DIARIO DE ENVEJECIMIENTO 71 y 2
“Quisiera vivir la historia de amor más hermosa, y me ofusco, porque ya soy viejo, o yo me siento así. Acaso solo la juventud es el tiempo del amor. No puede ser así, tienen que existir las historias de amor cuando abrimos la puerta a la edad sexagenaria, sería una injusticia que no fuera así; sin embargo, todos son insultos ante el sexagenario enamorado y la peor de las ofensas reside en pensar que los cincuentones o los sesentones están incapacitados para vivir amores heroicos. Nos humillan. Nos insultan. Nos ven como restos de una fiesta. Nadie creyó en el amor hacia Dulcinea del cincuentón Don Quijote, salvo Cervantes, que era otro cincuentón y luego sexagenario cuando escribió la novela, porque el Quijote es una novela de amor a una mujer”. Manuel Vilas (Los besos)

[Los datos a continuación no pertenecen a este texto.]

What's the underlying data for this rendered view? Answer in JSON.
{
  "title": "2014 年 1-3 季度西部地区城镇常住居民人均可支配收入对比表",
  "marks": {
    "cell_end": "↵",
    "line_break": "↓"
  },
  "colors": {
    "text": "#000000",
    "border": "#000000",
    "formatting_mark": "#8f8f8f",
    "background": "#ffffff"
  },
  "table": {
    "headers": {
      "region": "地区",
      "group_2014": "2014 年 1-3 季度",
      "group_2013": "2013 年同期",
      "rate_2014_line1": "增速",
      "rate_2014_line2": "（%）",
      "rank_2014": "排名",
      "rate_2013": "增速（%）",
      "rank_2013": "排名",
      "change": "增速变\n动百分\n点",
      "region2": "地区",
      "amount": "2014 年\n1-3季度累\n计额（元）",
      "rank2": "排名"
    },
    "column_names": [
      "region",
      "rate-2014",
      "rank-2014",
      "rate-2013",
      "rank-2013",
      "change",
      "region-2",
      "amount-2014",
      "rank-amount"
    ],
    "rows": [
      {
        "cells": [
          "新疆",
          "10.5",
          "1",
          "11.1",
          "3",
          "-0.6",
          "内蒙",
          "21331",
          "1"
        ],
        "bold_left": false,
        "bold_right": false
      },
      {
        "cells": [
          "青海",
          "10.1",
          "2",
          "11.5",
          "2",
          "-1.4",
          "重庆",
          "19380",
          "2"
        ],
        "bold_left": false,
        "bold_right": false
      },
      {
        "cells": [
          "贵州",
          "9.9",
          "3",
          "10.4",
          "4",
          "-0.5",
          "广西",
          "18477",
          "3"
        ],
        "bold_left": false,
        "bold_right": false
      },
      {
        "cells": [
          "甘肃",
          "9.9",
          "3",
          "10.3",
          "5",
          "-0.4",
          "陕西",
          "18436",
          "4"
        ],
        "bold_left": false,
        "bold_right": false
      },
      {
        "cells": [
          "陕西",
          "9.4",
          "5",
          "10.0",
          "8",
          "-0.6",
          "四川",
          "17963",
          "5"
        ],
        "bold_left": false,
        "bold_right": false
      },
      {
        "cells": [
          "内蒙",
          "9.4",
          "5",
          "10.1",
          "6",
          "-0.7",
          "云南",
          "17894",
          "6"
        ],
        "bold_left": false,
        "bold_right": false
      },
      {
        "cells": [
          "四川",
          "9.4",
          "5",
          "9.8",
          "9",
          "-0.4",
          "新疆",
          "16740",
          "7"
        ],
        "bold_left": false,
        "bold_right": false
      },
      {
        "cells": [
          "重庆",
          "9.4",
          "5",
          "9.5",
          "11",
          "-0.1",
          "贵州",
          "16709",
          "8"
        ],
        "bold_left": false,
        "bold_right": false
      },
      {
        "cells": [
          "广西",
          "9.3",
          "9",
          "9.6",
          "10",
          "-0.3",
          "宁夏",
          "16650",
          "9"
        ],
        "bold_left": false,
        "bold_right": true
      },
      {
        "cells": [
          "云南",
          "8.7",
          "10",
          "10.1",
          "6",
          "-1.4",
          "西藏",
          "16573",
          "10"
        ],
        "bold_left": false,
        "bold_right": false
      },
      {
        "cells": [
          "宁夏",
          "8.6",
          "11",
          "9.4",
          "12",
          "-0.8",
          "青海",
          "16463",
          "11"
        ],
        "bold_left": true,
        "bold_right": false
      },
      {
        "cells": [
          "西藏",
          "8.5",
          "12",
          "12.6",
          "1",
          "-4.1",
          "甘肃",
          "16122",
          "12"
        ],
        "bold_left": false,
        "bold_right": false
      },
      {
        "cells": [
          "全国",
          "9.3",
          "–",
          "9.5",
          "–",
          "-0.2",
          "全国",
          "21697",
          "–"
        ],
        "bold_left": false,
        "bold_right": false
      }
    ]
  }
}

Miércoles, veinticinco de marzo de dos mil veintiséis
… Hombre, Manuel, no sé por qué en tu certera reflexión excluyes a los septuagenarios, como si ya no pudiéramos existir para la vida amorosa activa (tú, antes de que te des cuenta ingresarás en esa fatal edad y seguirás anhelando amor como ahora a los sesenta y antes a los cincuenta).
Lo que me parece que sucede en tu discurrir es que, en la era sexagenaria, la siguiente década puede que la percibas tan lejana que a juzgar por lo que te pasa en tu edad tardía de ahora, supones que diez años después, ya es imposible ni siquiera pensar en el amor, un estadio al que sospechas que ya no habrá retorno posible.
A nivel de deseo (generalmente frustrado), lo hay, ya lo creo, e incluso de un modo infinitamente más imperioso porque se sabe que podría ser el último paraíso en el que refugiarse. También se sabe que el acabamiento sin amor será más desoladoramente triste y amargo.
En la setentena sigo sintiendo la necesidad amorosa como diez años antes, o, incluso, como en la treintena; lo único que cambia es que ya no haces lo mismo que hacías para satisfacer los deseos y necesidades; sencillamente, ya no haces nada y nada consigues. Y si lo haces es peor, porque sufres rechazo, es mi caso doblemente, porque yo también rechazo. El mundo de los viejos, en el terreno amoroso, es un terrorífico y cruelísimo campo de batalla: todos contra todos y sin piedad, por un millón de razones y todas insolubles. Nos hemos declarado una guerra total y a muerte. Estamos ahítos de odio y resentimiento por haber llegado a la provecta edad derrotados y probablemente humillados. Nadie consigue enamorarse realmente, o, dicho de otro modo, encontrar a un enamorado-enamorada a partir de los sesenta-setenta es imposible.
Por eso de la impotencia ante las relaciones edad-amor-sexo; que ineludiblemente desemboca en drama; y como colofón en profunda soledad.
Solo puedo terminar la entrada de hoy con el peor de los augurios, para mí y para todos. El enamoramiento siempre comienza con una mirada y reconocimiento del cuerpo del otro u otra, y las señales o vibraciones que te llegan de ese cuerpo; pero eso es imposible si no hay mirada y los viejos ya no nos miramos jamás.
La Fotografía: Imagen del campo de “concentración feliz”, de The Villages, en Florida, donde viven 130.000 personas, generalmente emparejadas. Pertenece al brillante documental: Una clase de cielo, de Lance Oppenheim (2020). Harold Schwartz, hace décadas, y su hijo Gary, quien ahora supervisa las operaciones, expresa la intención de la comunidad sin rodeos: «Aquí se viene a vivir, no a morir», afirma. «Están viviendo su sueño americano». Las personas que han elegido este estilo de vida para su ocaso han preferido escapar de la realidad de la que fueron sus vidas y han optado por una felicidad solipsista; aunque acompañados. Esa es la premisa esencial, sin ella The Villages no podría existir. Cubren la necesidad esencial de conectar -a cualquier edad- y sobre todo, a la suya.